St. Isaac makes some radical claims in his homily, stating it is better to love stillness than to feed the starving or convert a multitude; it is better to free yourself from the slavery of sin than to free people from slavery; it is better to be incapable of speaking yet possessing inward knowledge of God “than to gush forth rivers of instruction from the keenness of your intellect and from a deposit of hearsay and writings of ink;” it is better to raise your soul up from the death it has experienced in its attachment to sin than to miraculously raise the dead.
Ten years ago, I would have tossed this book aside, laughing and saying to myself, “What does he know? Has he ever read the New Testament? Has he ever heard of the Great Commission?”

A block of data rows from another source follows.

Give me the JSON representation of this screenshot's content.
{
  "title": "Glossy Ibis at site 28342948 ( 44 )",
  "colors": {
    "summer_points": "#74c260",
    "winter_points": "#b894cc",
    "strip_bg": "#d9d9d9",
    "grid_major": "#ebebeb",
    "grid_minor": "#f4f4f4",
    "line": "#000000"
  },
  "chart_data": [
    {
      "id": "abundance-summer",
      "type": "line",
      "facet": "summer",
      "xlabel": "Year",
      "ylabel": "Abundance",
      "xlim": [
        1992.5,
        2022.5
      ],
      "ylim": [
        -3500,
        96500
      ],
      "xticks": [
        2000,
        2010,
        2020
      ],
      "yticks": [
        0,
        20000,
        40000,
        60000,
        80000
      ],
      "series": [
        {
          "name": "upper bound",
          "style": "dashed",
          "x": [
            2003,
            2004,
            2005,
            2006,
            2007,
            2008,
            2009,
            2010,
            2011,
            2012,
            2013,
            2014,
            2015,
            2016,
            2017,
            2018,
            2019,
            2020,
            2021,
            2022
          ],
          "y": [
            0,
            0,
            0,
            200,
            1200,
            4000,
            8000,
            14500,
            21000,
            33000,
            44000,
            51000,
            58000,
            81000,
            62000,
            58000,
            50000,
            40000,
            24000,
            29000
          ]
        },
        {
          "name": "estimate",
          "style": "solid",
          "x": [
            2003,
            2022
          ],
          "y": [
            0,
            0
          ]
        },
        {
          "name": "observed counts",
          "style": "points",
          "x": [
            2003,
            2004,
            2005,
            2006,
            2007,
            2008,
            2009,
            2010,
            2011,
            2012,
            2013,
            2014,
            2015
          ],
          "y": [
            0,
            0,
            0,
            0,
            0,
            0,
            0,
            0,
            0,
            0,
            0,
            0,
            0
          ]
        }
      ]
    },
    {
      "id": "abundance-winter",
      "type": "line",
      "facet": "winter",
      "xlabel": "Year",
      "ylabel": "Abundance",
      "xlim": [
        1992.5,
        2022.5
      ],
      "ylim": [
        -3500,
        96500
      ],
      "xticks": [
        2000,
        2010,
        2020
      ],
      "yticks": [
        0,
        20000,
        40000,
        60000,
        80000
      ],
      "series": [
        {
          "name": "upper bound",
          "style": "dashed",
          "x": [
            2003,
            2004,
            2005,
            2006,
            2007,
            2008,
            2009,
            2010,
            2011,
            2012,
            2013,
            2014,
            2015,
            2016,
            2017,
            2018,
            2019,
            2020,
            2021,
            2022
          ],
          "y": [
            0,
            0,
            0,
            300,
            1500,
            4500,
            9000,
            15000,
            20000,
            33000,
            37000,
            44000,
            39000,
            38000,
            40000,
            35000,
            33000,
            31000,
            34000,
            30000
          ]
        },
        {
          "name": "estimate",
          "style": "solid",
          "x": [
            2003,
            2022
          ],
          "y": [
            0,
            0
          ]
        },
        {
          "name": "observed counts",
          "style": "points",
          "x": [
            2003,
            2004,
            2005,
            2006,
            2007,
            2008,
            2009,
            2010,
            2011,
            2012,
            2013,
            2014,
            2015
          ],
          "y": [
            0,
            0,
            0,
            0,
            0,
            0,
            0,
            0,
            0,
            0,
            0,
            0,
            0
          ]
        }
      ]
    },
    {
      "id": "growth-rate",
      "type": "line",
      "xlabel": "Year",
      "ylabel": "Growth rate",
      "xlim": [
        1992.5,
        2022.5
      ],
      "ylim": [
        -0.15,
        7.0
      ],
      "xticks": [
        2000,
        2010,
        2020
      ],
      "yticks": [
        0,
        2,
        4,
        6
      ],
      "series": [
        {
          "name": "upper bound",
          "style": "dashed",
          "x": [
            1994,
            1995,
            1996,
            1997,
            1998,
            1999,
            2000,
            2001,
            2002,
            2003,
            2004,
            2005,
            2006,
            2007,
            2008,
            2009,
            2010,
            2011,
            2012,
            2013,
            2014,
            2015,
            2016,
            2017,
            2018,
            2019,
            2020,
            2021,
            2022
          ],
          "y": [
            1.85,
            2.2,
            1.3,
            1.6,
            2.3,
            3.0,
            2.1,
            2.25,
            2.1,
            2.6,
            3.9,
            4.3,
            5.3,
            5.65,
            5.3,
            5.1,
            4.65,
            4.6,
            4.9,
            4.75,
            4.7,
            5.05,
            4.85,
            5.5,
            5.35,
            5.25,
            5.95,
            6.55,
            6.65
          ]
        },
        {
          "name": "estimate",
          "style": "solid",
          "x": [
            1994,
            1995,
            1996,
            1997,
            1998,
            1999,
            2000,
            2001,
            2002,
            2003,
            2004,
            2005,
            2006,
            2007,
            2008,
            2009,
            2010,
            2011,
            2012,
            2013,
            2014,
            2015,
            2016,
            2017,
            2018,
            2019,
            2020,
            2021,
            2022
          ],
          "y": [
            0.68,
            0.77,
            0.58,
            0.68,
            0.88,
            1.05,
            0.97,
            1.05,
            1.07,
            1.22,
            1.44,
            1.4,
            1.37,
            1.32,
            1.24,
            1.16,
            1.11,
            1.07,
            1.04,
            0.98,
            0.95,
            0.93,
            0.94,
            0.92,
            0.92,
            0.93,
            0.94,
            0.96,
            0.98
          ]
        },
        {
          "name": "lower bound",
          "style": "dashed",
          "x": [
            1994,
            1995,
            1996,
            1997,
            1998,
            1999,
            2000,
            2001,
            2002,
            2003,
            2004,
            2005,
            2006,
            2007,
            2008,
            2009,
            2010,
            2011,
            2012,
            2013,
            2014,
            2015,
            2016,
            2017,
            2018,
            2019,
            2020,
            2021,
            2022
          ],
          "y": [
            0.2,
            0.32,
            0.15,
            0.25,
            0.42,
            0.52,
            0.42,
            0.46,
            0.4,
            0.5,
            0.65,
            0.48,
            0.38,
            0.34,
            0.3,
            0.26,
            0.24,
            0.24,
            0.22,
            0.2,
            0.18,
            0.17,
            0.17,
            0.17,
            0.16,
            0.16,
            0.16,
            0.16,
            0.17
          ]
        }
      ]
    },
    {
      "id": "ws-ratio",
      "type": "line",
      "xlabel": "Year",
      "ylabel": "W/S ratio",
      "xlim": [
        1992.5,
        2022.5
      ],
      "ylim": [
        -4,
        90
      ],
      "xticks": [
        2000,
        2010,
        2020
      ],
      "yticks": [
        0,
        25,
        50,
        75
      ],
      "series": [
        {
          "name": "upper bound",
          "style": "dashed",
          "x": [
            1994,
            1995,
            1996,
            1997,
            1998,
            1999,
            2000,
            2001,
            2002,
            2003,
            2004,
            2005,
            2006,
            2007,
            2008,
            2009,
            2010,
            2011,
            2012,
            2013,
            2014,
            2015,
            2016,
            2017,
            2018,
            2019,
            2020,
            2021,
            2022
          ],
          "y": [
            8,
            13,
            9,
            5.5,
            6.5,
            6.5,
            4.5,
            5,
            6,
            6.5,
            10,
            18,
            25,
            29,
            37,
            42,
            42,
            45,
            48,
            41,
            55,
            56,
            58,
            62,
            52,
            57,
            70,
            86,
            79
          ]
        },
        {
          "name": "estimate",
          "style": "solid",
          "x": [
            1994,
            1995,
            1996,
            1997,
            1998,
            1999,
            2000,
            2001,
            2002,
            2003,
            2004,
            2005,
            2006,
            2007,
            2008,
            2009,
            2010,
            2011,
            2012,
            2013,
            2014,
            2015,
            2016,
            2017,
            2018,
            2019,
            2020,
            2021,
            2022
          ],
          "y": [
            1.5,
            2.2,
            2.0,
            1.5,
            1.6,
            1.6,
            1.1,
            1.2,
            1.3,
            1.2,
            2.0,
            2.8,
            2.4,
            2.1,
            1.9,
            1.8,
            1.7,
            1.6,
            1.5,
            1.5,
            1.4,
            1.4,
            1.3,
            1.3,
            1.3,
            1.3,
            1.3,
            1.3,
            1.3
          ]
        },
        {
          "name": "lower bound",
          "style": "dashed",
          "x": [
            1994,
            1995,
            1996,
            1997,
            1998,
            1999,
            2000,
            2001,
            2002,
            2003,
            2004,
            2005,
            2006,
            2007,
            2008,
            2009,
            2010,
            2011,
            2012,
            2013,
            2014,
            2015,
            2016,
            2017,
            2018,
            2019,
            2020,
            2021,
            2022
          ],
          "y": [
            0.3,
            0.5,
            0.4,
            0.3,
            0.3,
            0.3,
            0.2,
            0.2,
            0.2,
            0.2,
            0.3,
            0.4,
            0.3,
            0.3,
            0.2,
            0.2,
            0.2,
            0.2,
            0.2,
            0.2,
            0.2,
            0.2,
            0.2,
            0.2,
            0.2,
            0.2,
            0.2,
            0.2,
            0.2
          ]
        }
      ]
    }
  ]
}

If Orthodoxy has shown me anything, it has been the opening of my eyes to realize the depth of my sinfulness, my weakness, and my soul’s pitiful state. I reveled in an arrogant delusion years ago, and now, I am still deluded, but am actively fighting against the lens my ego perpetually places in front of my spiritual eyes.
What I find interesting about Orthodoxy is that has the potential to turn us into the greatest saints through this inward journey or the most satanic Pharisee if we pay attention only to the outward details. Great Lent provides us with this challenge every year:
Will I fast the best I can in an effort to help my soul and spirit gain control over my body so that I no longer serve the passions of my flesh, and thereby, draw closer to Christ inwardly? Or will I get caught up in the rules of the fast and the busyness of the cycle of services while curiously watching others to see how strict they keep the rules and to see who is present and absent from the extra church services?
Will I go to confession, repenting of my sins and blaming myself for everything with the hope that, if any excuses are to be made, God will make them for me in the end? Or will I tell the priest all about how others are tempting me or driving me to think, speak, or act in ways that I know are not grace-filled?
My dear readers, please pray for me. I pray that God “would grant you, according to the riches of His glory, to be strengthened with might through His Spirit in the inner man, that Christ may dwell in your hearts through faith; that you, being rooted and grounded in love, may be able to comprehend with all the saints what is the width and length and depth and height— to know the love of Christ which passes knowledge; that you may be filled with all the fullness of God.” (Eph. 3:16-19)
The featured image was taken from tulsaworld.com and is of Rob Bell, but I am in no way implying that Rob Bell has had some kind of moral lapse. I was merely searching for an image of a preacher in front of a large crowd.
One last note on St. Isaac’s quote: his point was not that there should be no preachers or miracle workers, but that we should all attain to a level of inward healing from the passions before we attempt to embark on any sort of ministry. We should fix ourselves before we attempt to work on others. Alas, the latter is significantly easier than the former. Some people rush into ministry after an exciting encounter with God. St. Isaac’s advise: don’t do it. Stay still, stay where you are, and continue to deepen and strengthen the inward man for the hard years ahead.
2 thoughts on “Fixing Ourselves First”
Wonderful post! This was my experience essentially. Outwardly I had attained the place where I wanted to be–in front of people! My own journey to Orthodoxy revealed to me exactly what you (and St. Isaac) wrote about. Thank you for the reminder of who I was and who I am.